The government says its proposed bill sets out a "clear legal framework" for women and medical practitioners in Ireland.
"It will provide legal clarity for the medical profession of the circumstances where a medical termination is permissible where there is a real and substantial risk to the life, as distinct from the health, of a woman as a result of a pregnancy," a press statement said.
Under the draft legislation, when the threat is not from suicide, two doctors must jointly certify that there is a "real and substantial risk" of the loss of the pregnant woman's life, and that they believe abortion is the only way to avert that risk.
One of the doctors must be an obstetrician or gynecologist, and at least one of the two should consult with the woman's own doctor where possible.

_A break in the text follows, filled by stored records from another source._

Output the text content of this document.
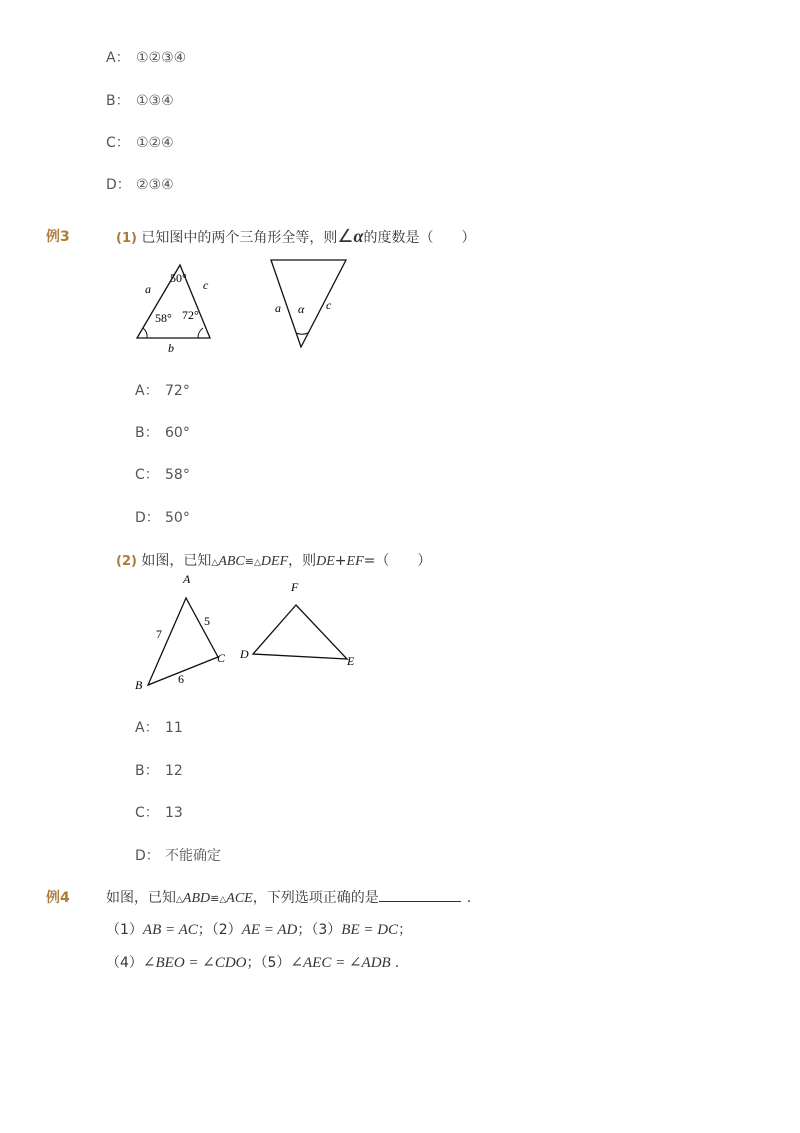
A： ①②③④
B： ①③④
C： ①②④
D： ②③④
例3	(1) 已知图中的两个三角形全等，则∠α的度数是（　　）
50°
58° 72°
a	c
b
a	c
α
A： 72°
B： 60°
C： 58°
D： 50°
(2) 如图，已知△ABC≌△DEF，则DE+EF=（　　）
A
B
C
7
5
6
F
D	E
A： 11
B： 12
C： 13
D： 不能确定
例4	如图，已知△ABD≌△ACE，下列选项正确的是	.
（1）AB = AC；（2）AE = AD；（3）BE = DC；
（4）∠BEO = ∠CDO；（5）∠AEC = ∠ADB .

When the risk to the pregnant woman's life is from suicide, the assessment must be made by an obstetrician or gynecologist and two psychiatrists.
The legislation also makes clear that it is not an offense for a doctor to terminate a pregnancy in the case of a medical emergency if there is an immediate threat to the pregnant woman's life.
The procedure must be carried out by a registered medical practitioner at an appropriate location, the draft text states.
The final decision on whether to carry out the abortion will always be made by the pregnant woman, it adds.
The bill must still undergo detailed discussion and debate by lawmakers before it can become law.
Journalist Peter Taggart contributed to this report.